SEC Extends ADV and PF Filing Deadlines and Eases Requirements for Advisers Impacted by COVID-19


On March 25 the SEC announced that it is extending required filing and delivery deadlines for investment advisers whose ability to make timely filings has been affected by the coronavirus. The Commission also eased the disclosure requirements for advisers relying on this extension.

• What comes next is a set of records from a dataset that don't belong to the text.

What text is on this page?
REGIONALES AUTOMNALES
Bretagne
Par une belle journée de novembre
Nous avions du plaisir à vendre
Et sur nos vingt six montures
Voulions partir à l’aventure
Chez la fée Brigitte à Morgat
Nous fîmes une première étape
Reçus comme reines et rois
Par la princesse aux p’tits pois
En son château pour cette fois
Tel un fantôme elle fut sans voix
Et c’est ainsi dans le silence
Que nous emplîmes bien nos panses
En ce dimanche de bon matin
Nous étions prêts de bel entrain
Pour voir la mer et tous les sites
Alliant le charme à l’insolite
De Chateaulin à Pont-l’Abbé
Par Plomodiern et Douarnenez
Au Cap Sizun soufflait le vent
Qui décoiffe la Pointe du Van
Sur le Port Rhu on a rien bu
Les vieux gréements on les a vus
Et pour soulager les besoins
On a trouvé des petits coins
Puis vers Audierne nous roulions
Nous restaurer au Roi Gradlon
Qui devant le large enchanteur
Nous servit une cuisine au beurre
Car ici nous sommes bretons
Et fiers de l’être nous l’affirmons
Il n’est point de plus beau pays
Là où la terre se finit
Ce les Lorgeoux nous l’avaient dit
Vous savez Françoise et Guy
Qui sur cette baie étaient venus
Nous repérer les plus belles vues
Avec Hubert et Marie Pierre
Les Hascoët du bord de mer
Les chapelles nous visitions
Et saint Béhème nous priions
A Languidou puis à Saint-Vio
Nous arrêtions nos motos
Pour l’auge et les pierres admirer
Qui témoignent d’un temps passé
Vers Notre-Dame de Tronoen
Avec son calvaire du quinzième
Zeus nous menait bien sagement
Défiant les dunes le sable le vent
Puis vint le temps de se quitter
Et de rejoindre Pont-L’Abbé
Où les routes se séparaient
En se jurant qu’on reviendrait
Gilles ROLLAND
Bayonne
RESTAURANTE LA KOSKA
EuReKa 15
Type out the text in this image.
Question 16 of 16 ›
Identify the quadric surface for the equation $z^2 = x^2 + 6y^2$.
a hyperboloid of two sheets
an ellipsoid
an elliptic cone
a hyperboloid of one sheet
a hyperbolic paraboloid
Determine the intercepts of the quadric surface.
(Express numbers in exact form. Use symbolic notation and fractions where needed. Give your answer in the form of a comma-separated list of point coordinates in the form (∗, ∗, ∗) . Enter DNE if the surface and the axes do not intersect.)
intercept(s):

Investment advisers are not required to meet filing deadlines for Forms ADV and PF if they meet the following conditions:

  • The registered investment adviser or exempt reporting adviser is unable to meet a filing deadline or delivery requirement due to circumstances related to current or potential effects of COVID-19;
  • The investment adviser relying on this Order with respect to the filing of Form ADV or delivery of its brochure, summary of material changes, or brochure supplement required by Rule 204-3(b)(2) or (b)(4), promptly notifies the Commission staff via email at IARDLive@sec.gov and discloses on its public website (or if it does not have a public website, promptly notifies its clients and/or private fund investors) that it is relying on this Order.
  • Any investment adviser relying on this order with respect to filing Form PF required by Rule 204(b)-1 must promptly notify the Commission staff via email at FormPF@sec.gov stating that it is relying on this Order.
  • The investment adviser files the Form ADV or Form PF, as applicable, and delivers the brochure (or summary of material changes) and brochure supplement required by Rule 204-3(b)(2) and (b)(4) under the Advisers Act, as soon as practicable, but not later than 45 days after the original due date for filing or delivery, as applicable.

This order is in effect through June 30, 2020.